Young patients with colorectal cancer may be diagnosed late due to low suspicion of malignancy in these patients . However, the duration of presentation did not seem to influence overall survival in this analysis and we are in agreement with Lin et al . The most common presenting symptom was alteration of bowel habit. Other symptoms were rectal bleeding, non-specific abdominal pain, tenesmus, anaemia, loss of appetite and weight. The majority were not obstructive lesions. Furthermore, in this study, the majority of young patient cancers were sporadic with a greater frequency in the colon compared with older patients. Synchronous cancers were to be found exclusively in young patients. Hence, young patients of Asian origin, who present with these symptoms, should be investigated without delay to exclude malignancy.
Our study showed that a majority of young patients had adenocarcinoma without a mucinous component and, that about one in 5 were poorly differentiated, which was greater than in older patients. Mucinous and signet ring cell cancer comprised 16% of all colorectal cancers in the young. This differs from most other reports where mucinous, signet ring and poorly differentiated tumour comprised the majority of pathology [4, 10, 12, 17]. One study had both mucinous and signet ring cancer as the leading type . In general, mucinous and signet ring tumours have been associated with higher mortality compared with carcinoma without a mucin component.

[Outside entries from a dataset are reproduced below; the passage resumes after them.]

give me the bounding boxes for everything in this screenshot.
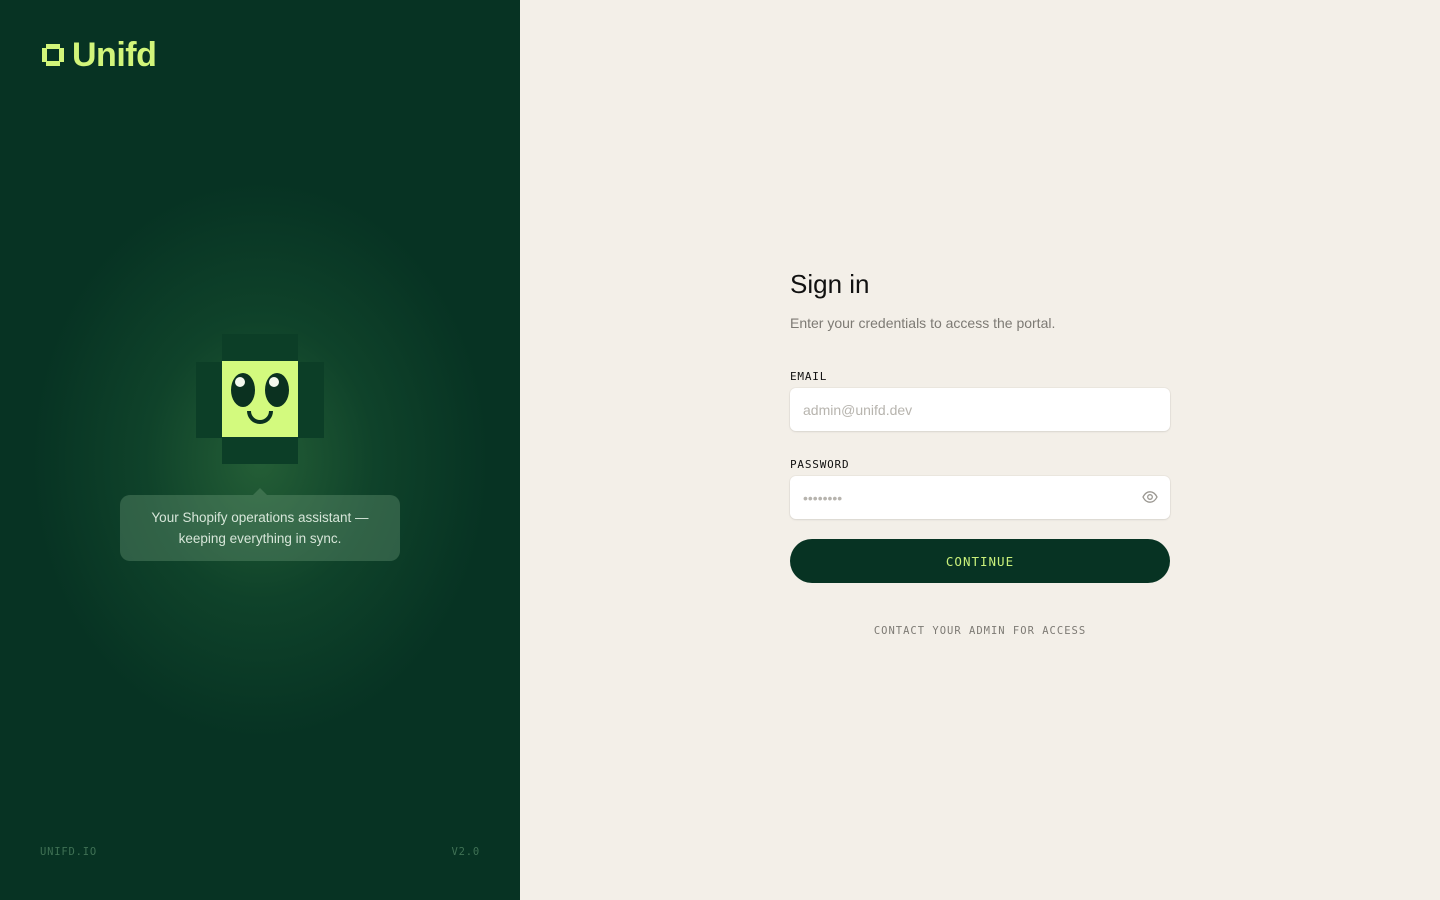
page-subtitle: Enter your credentials to access the por… xyxy=(790,315,1056,331)
password-field-wrapper xyxy=(790,476,1170,519)
logo-icon xyxy=(40,42,66,68)
speech-bubble: Your Shopify operations assistant — keep… xyxy=(120,488,400,561)
sign-in-form: Sign in Enter your credentials to access… xyxy=(790,268,1170,637)
email-field[interactable] xyxy=(790,388,1170,431)
logo-text: Unifd xyxy=(72,36,157,74)
email-label: EMAIL xyxy=(790,370,828,383)
password-label: PASSWORD xyxy=(790,458,850,471)
mascot-left-eye xyxy=(231,373,255,407)
footer-domain: UNIFD.IO xyxy=(40,846,97,858)
eye-icon[interactable] xyxy=(1142,490,1158,504)
mascot-smile xyxy=(247,411,273,424)
mascot-right-eye xyxy=(265,373,289,407)
footer-version: V2.0 xyxy=(451,846,480,858)
mascot-icon xyxy=(196,334,324,464)
email-field-wrapper xyxy=(790,388,1170,431)
speech-bubble-text: Your Shopify operations assistant — keep… xyxy=(151,510,369,546)
page-title: Sign in xyxy=(790,269,870,299)
continue-button[interactable]: CONTINUE xyxy=(790,539,1170,583)
logo: Unifd xyxy=(40,36,157,74)
contact-admin-text: CONTACT YOUR ADMIN FOR ACCESS xyxy=(873,625,1087,637)
password-field[interactable] xyxy=(790,476,1170,519)
brand-panel: Unifd Your Shopify operations assistant … xyxy=(0,0,520,900)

In the young, predicted survival at five years was 70% and disease free survival was 66%. Our findings are in accordance with several previous reports which also includes a previous report by our group for survival in older patients with colorectal cancer [8, 12, 13] , where Kaplan Meier graphs for older patients have already been displayed and discussed . Unique, in this study, is that death from cancer in those less than 40 years occurred early, within twenty months of operation, which is different to cancer related death reported in those over 50 years in our previous report . In other words, those young patients who survived more than 20 months after operation were likely to live five years and more. Our data are different to previous reports, in which, overall five year survival rates, in young patients with colorectal cancer, were around 30% [10, 18]. Greater five year survival in our patients may be due to the smaller proportion of mucinous and signet ring tumours compared with a higher prevalence of mucin producing, high grade tumours reported in other studies.
Earlier AJCC stage and non-use of neo-adjuvant therapy in patients with rectal cancer seemed to bear significant survival benefit. The association between use of neo-adjuvant therapy for rectal cancer and poor survival may reflect aggressive tumour biology and later tumour stage rather than the beneficial effect of pre-operative chemoradiation on rectal cancer. Furthermore, although univariate analysis showed a positive resection margin to be associated with poor survival, The Weibull Hazard model analysis did not find this to be a significant independent prognostic factor. We may infer that a positive resection margin in colorectal cancer, given that the surgical procedure was performed with curative intent by a trained surgeon, was a summative co-factor in a biologically aggressive tumour.
In our analysis, other variables such as gender, tumour location, tumour characteristics - invasion margin (pushing vs. infiltrative), perineural and lymphovascular invasion - did not significantly influence overall survival. Limitations in the current study may be attributed to a small sample size in a single institution.